RabbitMQ uses heartbeats to detect and close "dead" connections and to prevent network devices (firewalls etc.) from terminating "idle" connections. From version 3.5.5 on, the default timeout is set to 60 seconds (previously it was ~10 minutes). From the docs:

Heartbeat frames are sent about every timeout / 2 seconds. After two missed heartbeats, the peer is considered to be unreachable.

The problem with Pika's BlockingConnection is that it is unable to respond to heartbeats until some API call is made (for example, channel.basic_publish(), connection.sleep(), etc).

The approaches I found so far:

Increase or deactivate the timeout

RabbitMQ negotiates the timeout with the client when establishing the connection. In theory, it should be possible to override the server default value with a bigger one using the heartbeat_interval argument, but the current Pika version (0.10.0) uses the min value between those offered by the server and the client. This issue is fixed on current master.

On the other hand, is possible to deactivate the heartbeat functionality completely by setting the heartbeat_interval argument to 0, which may well drive you into new issues (firewalls dropping connections, etc)

Reconnecting

Expanding on @itsafire's answer, you can write your own publisher class, letting you reconnect when required. An example naive implementation:

import logging
import json
import pika

class Publisher:
    EXCHANGE='my_exchange'
    TYPE='topic'
    ROUTING_KEY = 'some_routing_key'

    def __init__(self, host, virtual_host, username, password):
        self._params = pika.connection.ConnectionParameters(
            host=host,
            virtual_host=virtual_host,
            credentials=pika.credentials.PlainCredentials(username, password))
        self._conn = None
        self._channel = None

    def connect(self):
        if not self._conn or self._conn.is_closed:
            self._conn = pika.BlockingConnection(self._params)
            self._channel = self._conn.channel()
            self._channel.exchange_declare(exchange=self.EXCHANGE,
                                           type=self.TYPE)

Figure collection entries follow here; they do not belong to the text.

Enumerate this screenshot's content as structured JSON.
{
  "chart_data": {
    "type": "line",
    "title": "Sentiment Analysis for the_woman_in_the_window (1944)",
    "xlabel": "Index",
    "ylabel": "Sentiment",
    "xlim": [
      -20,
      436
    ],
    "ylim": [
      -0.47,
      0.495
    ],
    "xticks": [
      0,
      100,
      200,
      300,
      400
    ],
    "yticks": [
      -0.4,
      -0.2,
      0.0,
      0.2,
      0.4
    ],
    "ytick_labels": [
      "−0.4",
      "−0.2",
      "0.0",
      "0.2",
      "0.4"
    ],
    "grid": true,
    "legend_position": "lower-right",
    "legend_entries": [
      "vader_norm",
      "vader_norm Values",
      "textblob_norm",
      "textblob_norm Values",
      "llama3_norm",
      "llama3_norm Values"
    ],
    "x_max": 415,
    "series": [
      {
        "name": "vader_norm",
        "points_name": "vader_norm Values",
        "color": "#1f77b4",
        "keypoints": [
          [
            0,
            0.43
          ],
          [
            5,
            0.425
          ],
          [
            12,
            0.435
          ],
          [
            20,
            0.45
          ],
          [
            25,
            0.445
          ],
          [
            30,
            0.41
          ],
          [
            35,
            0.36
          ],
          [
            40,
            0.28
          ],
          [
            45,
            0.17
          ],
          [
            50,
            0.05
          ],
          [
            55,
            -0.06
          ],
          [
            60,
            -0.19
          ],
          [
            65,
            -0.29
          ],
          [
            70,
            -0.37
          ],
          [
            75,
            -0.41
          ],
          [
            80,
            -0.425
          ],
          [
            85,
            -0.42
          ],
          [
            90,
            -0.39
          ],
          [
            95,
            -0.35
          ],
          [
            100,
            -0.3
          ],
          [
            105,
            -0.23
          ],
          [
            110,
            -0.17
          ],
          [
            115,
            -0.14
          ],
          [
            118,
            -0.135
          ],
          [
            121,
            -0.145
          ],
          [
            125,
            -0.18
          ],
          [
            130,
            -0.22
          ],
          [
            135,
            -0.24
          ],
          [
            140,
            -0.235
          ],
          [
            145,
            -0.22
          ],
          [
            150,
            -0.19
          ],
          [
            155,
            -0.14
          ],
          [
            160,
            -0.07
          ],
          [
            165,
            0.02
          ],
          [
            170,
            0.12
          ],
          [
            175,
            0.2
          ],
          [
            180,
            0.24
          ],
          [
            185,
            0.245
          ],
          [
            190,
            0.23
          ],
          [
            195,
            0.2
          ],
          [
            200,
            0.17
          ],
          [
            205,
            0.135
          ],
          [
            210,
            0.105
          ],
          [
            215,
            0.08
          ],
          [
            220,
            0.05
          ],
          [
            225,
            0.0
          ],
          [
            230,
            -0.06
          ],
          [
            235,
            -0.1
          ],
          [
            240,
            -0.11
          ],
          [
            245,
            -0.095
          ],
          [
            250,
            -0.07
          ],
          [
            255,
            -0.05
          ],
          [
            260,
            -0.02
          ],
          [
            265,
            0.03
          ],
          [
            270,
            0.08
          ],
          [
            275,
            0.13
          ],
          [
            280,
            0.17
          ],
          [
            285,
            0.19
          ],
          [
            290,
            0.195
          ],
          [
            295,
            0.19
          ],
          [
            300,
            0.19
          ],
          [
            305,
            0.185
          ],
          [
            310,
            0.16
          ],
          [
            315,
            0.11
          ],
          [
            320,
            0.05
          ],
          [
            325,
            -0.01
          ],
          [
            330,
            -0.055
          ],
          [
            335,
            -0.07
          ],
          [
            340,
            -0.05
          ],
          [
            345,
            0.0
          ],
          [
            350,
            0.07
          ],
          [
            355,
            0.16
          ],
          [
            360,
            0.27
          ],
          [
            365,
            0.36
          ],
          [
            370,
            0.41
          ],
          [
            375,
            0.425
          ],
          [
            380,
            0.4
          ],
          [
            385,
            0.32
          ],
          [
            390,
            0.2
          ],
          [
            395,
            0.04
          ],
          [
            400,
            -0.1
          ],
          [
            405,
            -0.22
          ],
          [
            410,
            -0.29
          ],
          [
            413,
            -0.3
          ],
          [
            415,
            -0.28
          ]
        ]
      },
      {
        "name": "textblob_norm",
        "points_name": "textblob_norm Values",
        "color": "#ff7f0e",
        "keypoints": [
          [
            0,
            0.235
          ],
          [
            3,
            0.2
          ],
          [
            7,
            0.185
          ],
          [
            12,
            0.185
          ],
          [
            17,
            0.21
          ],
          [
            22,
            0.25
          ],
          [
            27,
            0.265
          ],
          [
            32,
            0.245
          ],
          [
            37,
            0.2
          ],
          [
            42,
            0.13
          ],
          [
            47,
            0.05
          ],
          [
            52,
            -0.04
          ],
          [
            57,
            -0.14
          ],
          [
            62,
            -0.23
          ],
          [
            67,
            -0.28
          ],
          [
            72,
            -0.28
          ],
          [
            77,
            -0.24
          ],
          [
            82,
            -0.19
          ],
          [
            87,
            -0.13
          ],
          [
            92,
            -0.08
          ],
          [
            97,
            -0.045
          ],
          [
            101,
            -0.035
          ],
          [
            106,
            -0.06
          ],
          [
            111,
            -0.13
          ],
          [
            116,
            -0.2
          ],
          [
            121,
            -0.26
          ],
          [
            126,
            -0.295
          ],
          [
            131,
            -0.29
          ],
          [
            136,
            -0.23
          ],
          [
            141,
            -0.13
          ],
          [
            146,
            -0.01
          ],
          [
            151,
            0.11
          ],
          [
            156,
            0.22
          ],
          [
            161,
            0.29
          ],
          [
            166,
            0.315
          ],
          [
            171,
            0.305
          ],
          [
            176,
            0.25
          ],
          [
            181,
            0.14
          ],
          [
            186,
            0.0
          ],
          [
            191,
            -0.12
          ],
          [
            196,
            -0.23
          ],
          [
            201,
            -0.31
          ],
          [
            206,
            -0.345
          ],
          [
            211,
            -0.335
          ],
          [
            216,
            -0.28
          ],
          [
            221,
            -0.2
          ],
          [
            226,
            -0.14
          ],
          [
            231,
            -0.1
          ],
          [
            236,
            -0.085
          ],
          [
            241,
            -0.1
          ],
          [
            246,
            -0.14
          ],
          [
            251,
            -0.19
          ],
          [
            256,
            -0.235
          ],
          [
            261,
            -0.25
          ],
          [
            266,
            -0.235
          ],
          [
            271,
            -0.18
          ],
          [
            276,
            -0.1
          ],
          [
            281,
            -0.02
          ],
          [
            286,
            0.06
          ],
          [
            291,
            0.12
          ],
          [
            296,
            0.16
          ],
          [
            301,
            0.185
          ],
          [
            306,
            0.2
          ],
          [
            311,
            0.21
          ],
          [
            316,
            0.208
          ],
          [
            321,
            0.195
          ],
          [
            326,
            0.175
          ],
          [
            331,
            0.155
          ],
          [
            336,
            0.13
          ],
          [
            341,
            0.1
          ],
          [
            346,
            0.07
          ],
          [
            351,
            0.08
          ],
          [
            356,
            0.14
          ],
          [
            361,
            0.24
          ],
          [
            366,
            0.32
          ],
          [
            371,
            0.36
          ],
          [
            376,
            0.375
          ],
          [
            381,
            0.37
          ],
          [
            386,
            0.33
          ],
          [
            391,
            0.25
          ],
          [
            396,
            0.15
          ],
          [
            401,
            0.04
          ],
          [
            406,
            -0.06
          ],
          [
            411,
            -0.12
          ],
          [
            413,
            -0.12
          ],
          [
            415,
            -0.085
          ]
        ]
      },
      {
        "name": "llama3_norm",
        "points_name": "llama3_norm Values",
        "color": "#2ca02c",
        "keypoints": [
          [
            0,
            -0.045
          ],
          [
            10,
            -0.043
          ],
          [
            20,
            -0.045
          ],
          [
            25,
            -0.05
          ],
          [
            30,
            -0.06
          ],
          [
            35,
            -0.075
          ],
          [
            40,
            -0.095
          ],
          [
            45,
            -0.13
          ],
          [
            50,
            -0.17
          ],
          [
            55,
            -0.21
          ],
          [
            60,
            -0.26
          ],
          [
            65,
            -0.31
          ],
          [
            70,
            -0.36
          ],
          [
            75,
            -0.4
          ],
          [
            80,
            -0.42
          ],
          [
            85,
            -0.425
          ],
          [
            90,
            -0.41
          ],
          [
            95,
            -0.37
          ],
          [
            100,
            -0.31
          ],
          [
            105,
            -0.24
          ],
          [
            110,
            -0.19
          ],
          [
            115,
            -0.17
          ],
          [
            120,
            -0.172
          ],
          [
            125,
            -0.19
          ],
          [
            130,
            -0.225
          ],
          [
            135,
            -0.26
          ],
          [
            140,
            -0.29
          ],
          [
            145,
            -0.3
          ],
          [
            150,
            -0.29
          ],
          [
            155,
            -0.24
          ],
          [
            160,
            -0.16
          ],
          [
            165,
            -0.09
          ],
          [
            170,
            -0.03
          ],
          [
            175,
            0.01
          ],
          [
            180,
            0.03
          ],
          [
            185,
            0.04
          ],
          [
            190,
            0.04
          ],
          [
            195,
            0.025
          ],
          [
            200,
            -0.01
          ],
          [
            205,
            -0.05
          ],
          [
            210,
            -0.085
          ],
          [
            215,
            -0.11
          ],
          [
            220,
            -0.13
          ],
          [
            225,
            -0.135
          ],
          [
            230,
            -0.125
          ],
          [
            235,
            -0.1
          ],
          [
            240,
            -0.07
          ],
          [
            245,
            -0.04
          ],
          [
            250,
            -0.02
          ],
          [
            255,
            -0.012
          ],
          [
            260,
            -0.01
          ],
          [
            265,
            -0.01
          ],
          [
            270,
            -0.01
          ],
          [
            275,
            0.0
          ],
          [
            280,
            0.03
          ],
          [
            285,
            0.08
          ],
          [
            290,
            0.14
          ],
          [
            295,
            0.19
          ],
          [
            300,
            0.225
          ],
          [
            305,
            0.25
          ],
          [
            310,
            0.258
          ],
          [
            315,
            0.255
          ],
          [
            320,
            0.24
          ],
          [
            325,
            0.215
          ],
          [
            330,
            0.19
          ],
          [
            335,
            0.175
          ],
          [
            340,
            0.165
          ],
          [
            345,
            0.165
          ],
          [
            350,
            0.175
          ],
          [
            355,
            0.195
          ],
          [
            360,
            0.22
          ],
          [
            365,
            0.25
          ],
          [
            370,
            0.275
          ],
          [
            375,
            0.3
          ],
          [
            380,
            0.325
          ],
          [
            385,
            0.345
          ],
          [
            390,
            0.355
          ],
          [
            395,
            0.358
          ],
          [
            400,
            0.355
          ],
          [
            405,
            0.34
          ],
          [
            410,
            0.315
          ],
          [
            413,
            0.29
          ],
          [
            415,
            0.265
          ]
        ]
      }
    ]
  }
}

    def _publish(self, msg):
        self._channel.basic_publish(exchange=self.EXCHANGE,
                                    routing_key=self.ROUTING_KEY,
                                    body=json.dumps(msg).encode())
        logging.debug('message sent: %s', msg)

    def publish(self, msg):
        """Publish msg, reconnecting if necessary."""

        try:
            self._publish(msg)
        except pika.exceptions.ConnectionClosed:
            logging.debug('reconnecting to queue')
            self.connect()
            self._publish(msg)

    def close(self):
        if self._conn and self._conn.is_open:
            logging.debug('closing queue connection')
            self._conn.close()

Other possibilities

Other possibilities which I yet didn't explore:

  • Using an asynchronous adapter for publishing
  • Keeping your RabbitMQ connection and your "publish" code on a background thread, which calls periodically connection.sleep() to responde to server heartbeats.